How to File for Child Custody in Colorado

By Tolison & Williams / October 31, 2018

Dealing with a soon-to-be ex-spouse can be hard. When children are involved, matters can get even more complicated and emotional as you are asked to legally build up your case. If you are going to file for child custody, you need to understand how to prepare for such a case in your state. This post offers some essential guidance. 

Step 1: Sole Custody Or Shared Parental Responsibilities?

Colorado custody laws, known as “parental responsibilities," relate to the duties and responsibilities that each parent owes his or her children, and this includes decision-making and parenting time. 

Sole custody in Colorado can be given to one parent. When this happens, only one parent has time and decision-making authority, regarding education, health, and basic welfare. 

If you are seeking sole custody, it must be for valid reasons, and you must seek the advice and services of an attorney, if you plan to move forward with such a request of the court. An attorney with Denver Family Law is a good step to take.

If your ex has sole custody and you are seeking shared parental responsibilities, you will still need the advice of an attorney. You have to carefully prepare your case, and you can’t do it alone.

Step 2: File for Custody 

Depending on your circumstances, you can file for custody along with a petition for divorce. If you haven’t been married and/or have not begun the divorce process yet, you can file a complaint for “allocation of parental responsibility” with the Colorado court.

Step 3: Gather Evidence

You have to have compelling reasons for seeking sole custody. And your attorney will outline these for you. If you are seeking modification of a previous court order, the same applies. Evidence in child custody cases may include any or all of the following:

  • Past history of parental responsibility activities. 
  • Evidence to support irresponsibility, abuse, substance abuse, etc., including police reports, affidavits, depositions, and such.

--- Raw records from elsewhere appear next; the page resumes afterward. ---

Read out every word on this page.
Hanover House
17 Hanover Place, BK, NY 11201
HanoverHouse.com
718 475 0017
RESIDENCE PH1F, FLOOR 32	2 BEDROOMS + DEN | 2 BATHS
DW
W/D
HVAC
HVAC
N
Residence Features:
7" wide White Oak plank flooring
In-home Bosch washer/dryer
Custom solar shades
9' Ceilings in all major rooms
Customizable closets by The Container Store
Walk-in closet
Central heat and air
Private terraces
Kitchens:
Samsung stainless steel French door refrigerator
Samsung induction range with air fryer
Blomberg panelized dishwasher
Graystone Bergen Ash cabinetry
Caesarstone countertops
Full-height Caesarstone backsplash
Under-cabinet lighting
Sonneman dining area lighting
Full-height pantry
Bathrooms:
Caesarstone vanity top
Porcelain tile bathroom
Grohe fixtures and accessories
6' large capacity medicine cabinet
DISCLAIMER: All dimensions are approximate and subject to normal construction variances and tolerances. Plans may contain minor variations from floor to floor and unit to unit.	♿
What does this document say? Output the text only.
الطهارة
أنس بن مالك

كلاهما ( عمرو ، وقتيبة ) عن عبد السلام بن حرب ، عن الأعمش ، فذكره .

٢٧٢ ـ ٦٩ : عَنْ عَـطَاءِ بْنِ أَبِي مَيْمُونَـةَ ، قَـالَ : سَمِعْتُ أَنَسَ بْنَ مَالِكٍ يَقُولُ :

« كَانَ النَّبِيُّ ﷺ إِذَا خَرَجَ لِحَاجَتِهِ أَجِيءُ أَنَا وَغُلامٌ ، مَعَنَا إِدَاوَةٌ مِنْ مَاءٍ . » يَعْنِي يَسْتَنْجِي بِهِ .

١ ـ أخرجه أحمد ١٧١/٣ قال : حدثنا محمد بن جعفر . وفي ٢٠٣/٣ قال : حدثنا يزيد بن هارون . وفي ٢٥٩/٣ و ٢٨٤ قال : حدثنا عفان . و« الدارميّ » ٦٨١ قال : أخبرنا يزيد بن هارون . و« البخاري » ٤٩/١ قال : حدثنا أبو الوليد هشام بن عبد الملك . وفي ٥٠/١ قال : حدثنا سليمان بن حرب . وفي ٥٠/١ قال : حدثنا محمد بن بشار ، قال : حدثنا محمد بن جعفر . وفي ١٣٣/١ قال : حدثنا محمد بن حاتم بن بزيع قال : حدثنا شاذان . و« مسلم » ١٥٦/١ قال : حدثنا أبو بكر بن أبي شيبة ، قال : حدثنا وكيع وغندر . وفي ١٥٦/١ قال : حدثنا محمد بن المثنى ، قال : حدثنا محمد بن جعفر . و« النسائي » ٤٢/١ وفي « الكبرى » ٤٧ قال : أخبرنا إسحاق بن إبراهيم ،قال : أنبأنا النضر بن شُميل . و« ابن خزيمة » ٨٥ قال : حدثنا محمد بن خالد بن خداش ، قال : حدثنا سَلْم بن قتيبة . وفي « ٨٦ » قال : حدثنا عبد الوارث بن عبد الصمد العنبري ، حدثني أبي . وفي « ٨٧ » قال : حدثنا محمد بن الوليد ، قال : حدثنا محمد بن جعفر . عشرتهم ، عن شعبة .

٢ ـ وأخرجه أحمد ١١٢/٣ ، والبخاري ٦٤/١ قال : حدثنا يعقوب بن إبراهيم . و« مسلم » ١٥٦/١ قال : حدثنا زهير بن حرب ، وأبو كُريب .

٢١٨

The evidence must be credible and supported. If you are seeking modification of custody rather than sole custody, again you must have compelling reasons, and your attorney will outline these for you.

Remember that the judge has one overriding concern – what is in the best interests of the child(ren). Your credibility matters. Never stretch the truth in order to gain an advantage. It will work against you.

Step 4: Prepare a Parenting Plan

If you are in the midst of a divorce, then Colorado custody laws will be a factor in the final disposition of the case. A parenting plan will be developed and approved by the court. If the divorce is already final, and you are not filing for sole custody or a modification of child custody, a new filing will have to be made.

Often in cases of modification requests, your attorney may advise that you first meet with your ex and determine if an agreement can be reached with the help of mediation. If so, then the modification can be filed with the court and approved.

If your ex objects to your modification, then you will have to present your evidence in your filing with the court, and your ex will have the opportunity to respond. Your attorney will draft your petition and handle the hearing.

Seeking child custody is both an emotionally draining and legally complicated procedure. Having legal support can be critical. Our Denver Family Law firm stands ready to help you build up your case.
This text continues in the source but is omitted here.